One thing I did differently-- which led to humorous results-- was try to drink more water. I'm convinced that when things go badly for me during a race it's almost always due to dehydration. So, I wanted to practice drinking more fluids. Since I pack 310 calories into every bottle I drink, I only get about 18 oz of liquid per bottle. Which means I generally only get 18 oz of liquid per hour. Not quite enough, I've learned. I think I want to be closer to 24 oz of water/hour, depending on the conditions. This will hopefully keep the osmolarity of my energy drink lower and make it easier to digest. So, I carried two water bottles during the race even though the aid stations were generally less than an hour apart. The exact numbers were difficult to keep track of, but I'd generally try to hit my targets for calories and liquid by keeping one bottle at full concentration and another bottle at a more diluted concentration and alternating between the two. Of course, the cool, cloudy weather on race day did not warrant 24 oz of water/hour, so I must've spent 5 minutes peeing on the side of the trail throughout the day! The sacrifices we make for science...

Looking ahead

So, I survived March. April's next. I think it's going to be my most difficult month of training, at least from a motivational perspective. It'll also be logistically tricky. My wife will be in the field for 10 days-- overlapping two weekends-- leaving me as the sole parent. The rough goal is another 5 miles per week, bringing me up to ~45 miles/week. The question is how to best divide up those miles into quality workouts given the conditions in Leadville.

According to the calendar, it's spring. Looking out my window, it's winter. The roads around town are beginning to melt out, but the trails will have to wait at least another month. Looking at my training log, I can see that in '12 I was running the local trails during the first week of April.
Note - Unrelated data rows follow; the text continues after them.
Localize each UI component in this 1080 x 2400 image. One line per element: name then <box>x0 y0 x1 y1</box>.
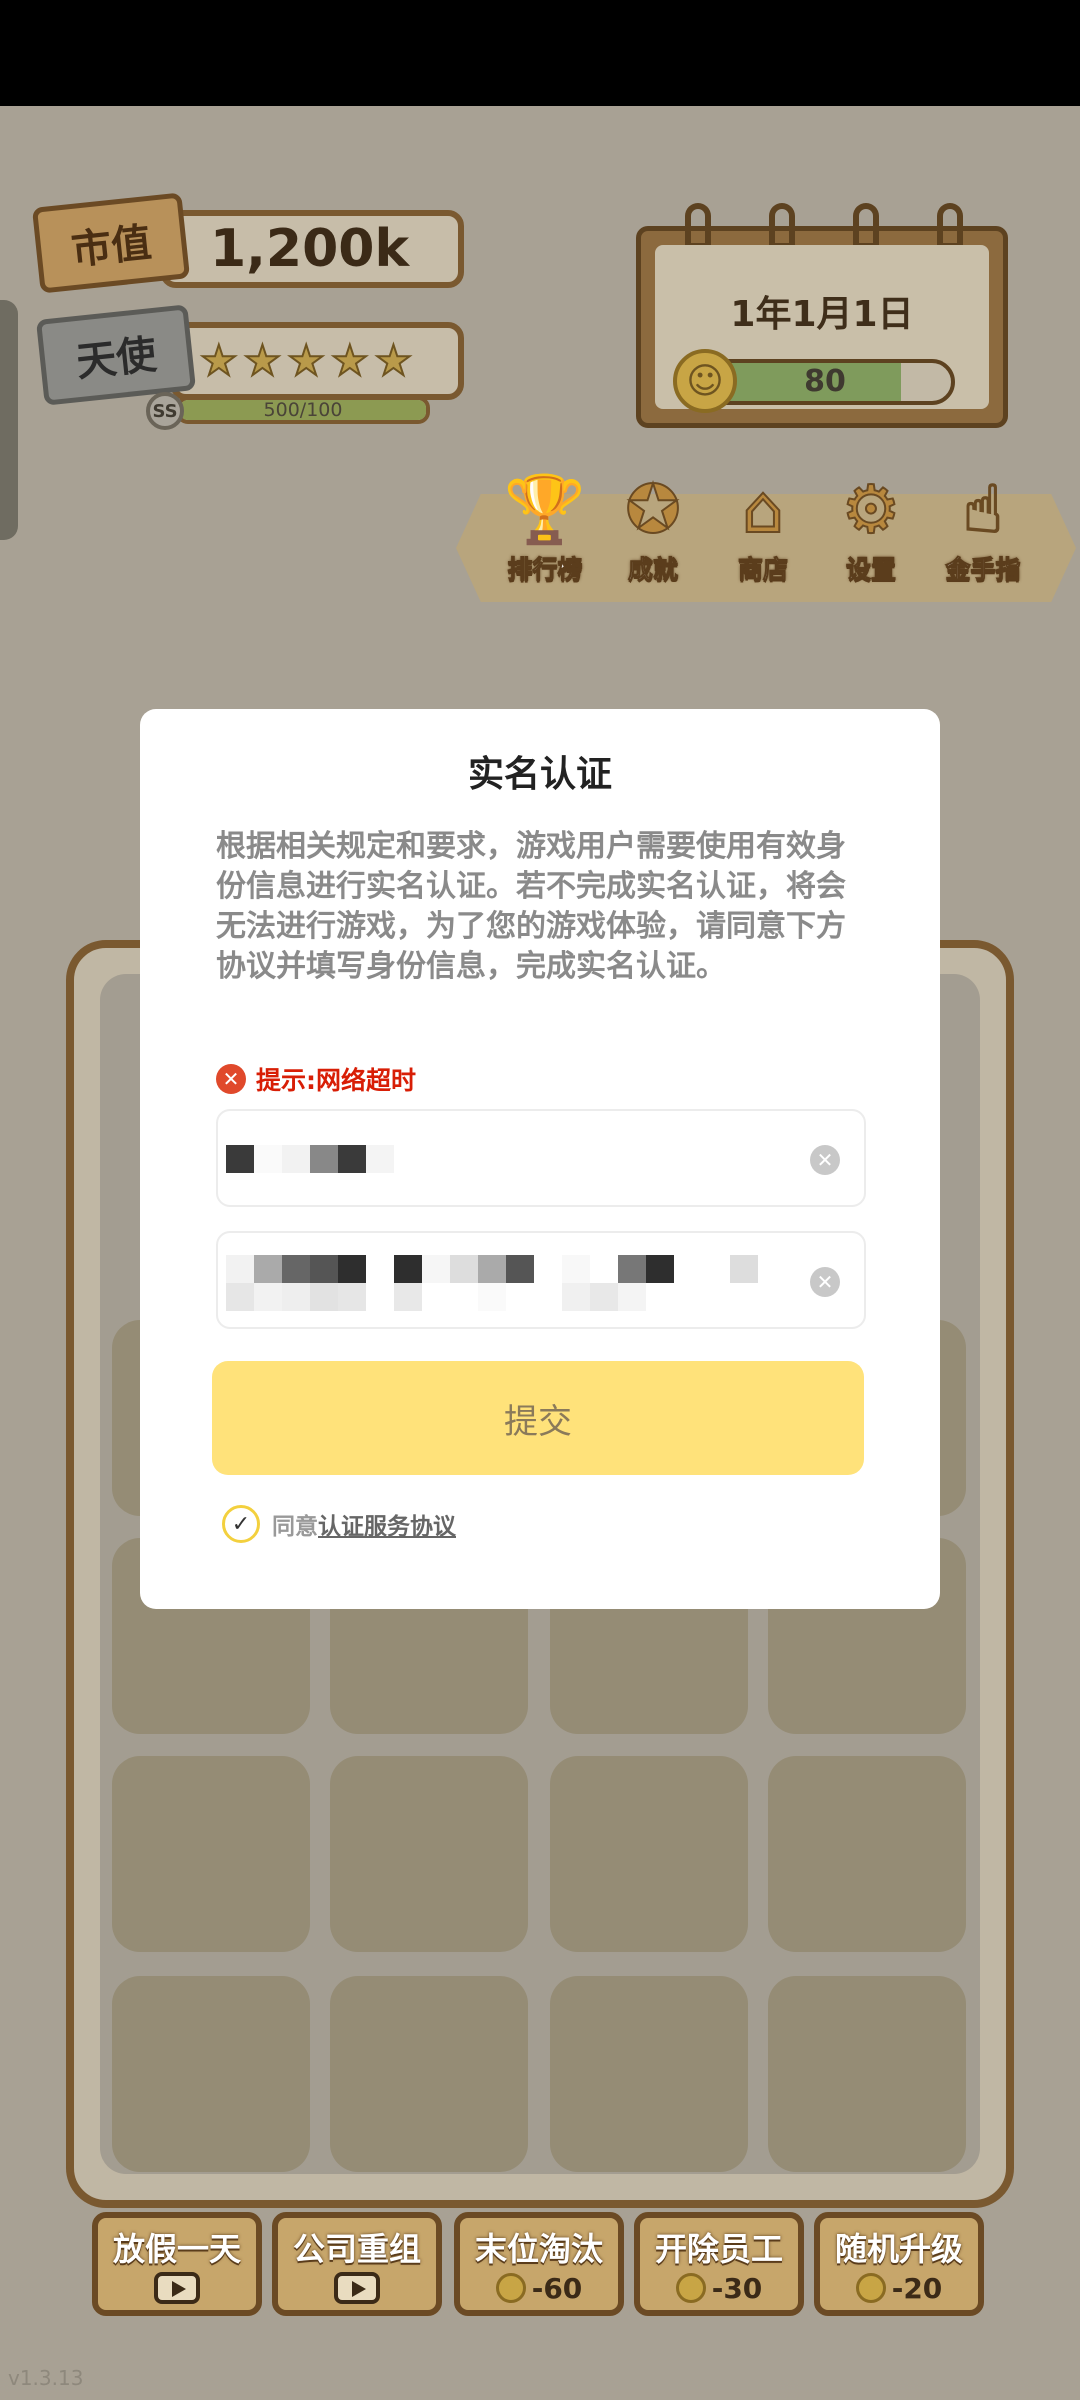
pointing-hand-icon: ☝ <box>962 470 1004 549</box>
calendar-ring-icon <box>769 203 795 249</box>
real-name-auth-dialog: 实名认证 根据相关规定和要求，游戏用户需要使用有效身份信息进行实名认证。若不完成… <box>140 709 940 1609</box>
rank-badge: SS <box>146 392 184 430</box>
name-input[interactable] <box>218 1111 864 1205</box>
side-drawer-handle[interactable] <box>0 300 18 540</box>
star-icon: ★ <box>374 336 414 385</box>
error-icon: ✕ <box>216 1064 246 1094</box>
calendar-ring-icon <box>937 203 963 249</box>
gear-icon: ⚙ <box>840 470 901 549</box>
grid-cell[interactable] <box>768 1756 966 1952</box>
star-icon: ★ <box>286 336 326 385</box>
coin-icon <box>855 2273 886 2303</box>
dialog-description: 根据相关规定和要求，游戏用户需要使用有效身份信息进行实名认证。若不完成实名认证，… <box>216 829 846 984</box>
agree-checkbox[interactable]: ✓ <box>222 1505 260 1543</box>
grid-cell[interactable] <box>550 1756 748 1952</box>
market-value-label: 市值 <box>31 192 191 294</box>
id-number-input[interactable] <box>218 1233 864 1327</box>
coin-icon <box>495 2273 526 2303</box>
calendar-panel: 1年1月1日 80 ☺ <box>636 203 1008 428</box>
agreement-link[interactable]: 认证服务协议 <box>318 1507 456 1541</box>
id-number-field[interactable]: ✕ <box>216 1231 866 1329</box>
star-icon: ★ <box>330 336 370 385</box>
menu-settings[interactable]: ⚙ 设置 <box>816 470 926 590</box>
clear-id-icon[interactable]: ✕ <box>810 1267 840 1297</box>
name-field[interactable]: ✕ <box>216 1109 866 1207</box>
grid-cell[interactable] <box>550 1976 748 2172</box>
dialog-title: 实名认证 <box>467 754 612 795</box>
rank-progress-text: 500/100 <box>263 399 343 421</box>
grid-cell[interactable] <box>330 1976 528 2172</box>
status-bar <box>0 0 1080 106</box>
action-upgrade-button[interactable]: 随机升级 -20 <box>814 2212 984 2316</box>
clear-name-icon[interactable]: ✕ <box>810 1145 840 1175</box>
smile-face-icon: ☺ <box>673 349 737 413</box>
trophy-icon: 🏆 <box>503 470 587 549</box>
menu-shop[interactable]: ⌂ 商店 <box>708 470 818 590</box>
error-tip-text: 提示:网络超时 <box>256 1066 416 1095</box>
star-icon: ★ <box>199 336 239 385</box>
coin-icon <box>675 2273 706 2303</box>
grid-cell[interactable] <box>112 1976 310 2172</box>
action-holiday-button[interactable]: 放假一天 <box>92 2212 262 2316</box>
menu-leaderboard[interactable]: 🏆 排行榜 <box>490 470 600 590</box>
calendar-ring-icon <box>685 203 711 249</box>
grid-cell[interactable] <box>112 1756 310 1952</box>
action-fire-button[interactable]: 开除员工 -30 <box>634 2212 804 2316</box>
star-icon: ★ <box>243 336 283 385</box>
agree-prefix: 同意 <box>272 1514 318 1540</box>
shop-icon: ⌂ <box>741 470 785 549</box>
video-ad-icon <box>334 2272 380 2304</box>
angel-label: 天使 <box>35 304 197 406</box>
grid-cell[interactable] <box>330 1756 528 1952</box>
menu-golden-finger[interactable]: ☝ 金手指 <box>928 470 1038 590</box>
market-value: 1,200k <box>210 219 410 279</box>
star-rating: ★ ★ ★ ★ ★ <box>170 322 464 400</box>
action-restructure-button[interactable]: 公司重组 <box>272 2212 442 2316</box>
version-label: v1.3.13 <box>8 2366 84 2390</box>
menu-achievements[interactable]: ✪ 成就 <box>598 470 708 590</box>
grid-cell[interactable] <box>768 1976 966 2172</box>
agreement-row: ✓ 同意 认证服务协议 <box>222 1505 456 1543</box>
rank-progress-bar: 500/100 <box>176 396 430 424</box>
calendar-ring-icon <box>853 203 879 249</box>
action-eliminate-button[interactable]: 末位淘汰 -60 <box>454 2212 624 2316</box>
calendar-date: 1年1月1日 <box>730 294 914 335</box>
error-tip: ✕ 提示:网络超时 <box>216 1061 416 1097</box>
medal-icon: ✪ <box>624 470 681 549</box>
market-value-box: 1,200k <box>160 210 464 288</box>
video-ad-icon <box>154 2272 200 2304</box>
submit-button[interactable]: 提交 <box>212 1361 864 1475</box>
That was a very dry winter. Last year, they didn't melt out until May. This year, it's looking like I'll have to wait until May again. My dreams of another early melt don't look like they're going to happen.

So, what does that mean? Running roads, roads, and more roads. Some dirt, but I'm going to have to embrace the asphalt for most of my running next month. And, given my limited options, that means that April probably won't be very big in the vertical department-- at least, certainly not where I would normally like to be at two months before a 100. I'm going to have to mix things up a bit and try to substitute some speed for elevation gain. Given the choice, I prefer the later. But, I've come to accept the fact that I'll have to wait until May to start running up mountains... In a lot of ways, what I've been doing so far is just base building. Sure, I've had a smattering of quality workouts where I pushed myself-- most notably in Florida-- but mostly I've just been slowly ramping up the miles without ramping up the intensity. That's going to have to change in April, I think.

May will be fun. The leaves will come out; more and more of my favorite running routes will open up. In many ways, May will be the reward for all this early season training-- huffing-and-puffing up and down the same roads every week. I've got 3 back-to-back-to-back races lined up: the Collegiate Peaks 25, the Quad Rock 50, and finally the Sage Burner 50K. It will be a cycle of race, recover, race, recover, race, recover. Then a final two weeks of peak training, then the taper for Bighorn. It's crazy to think how close it is!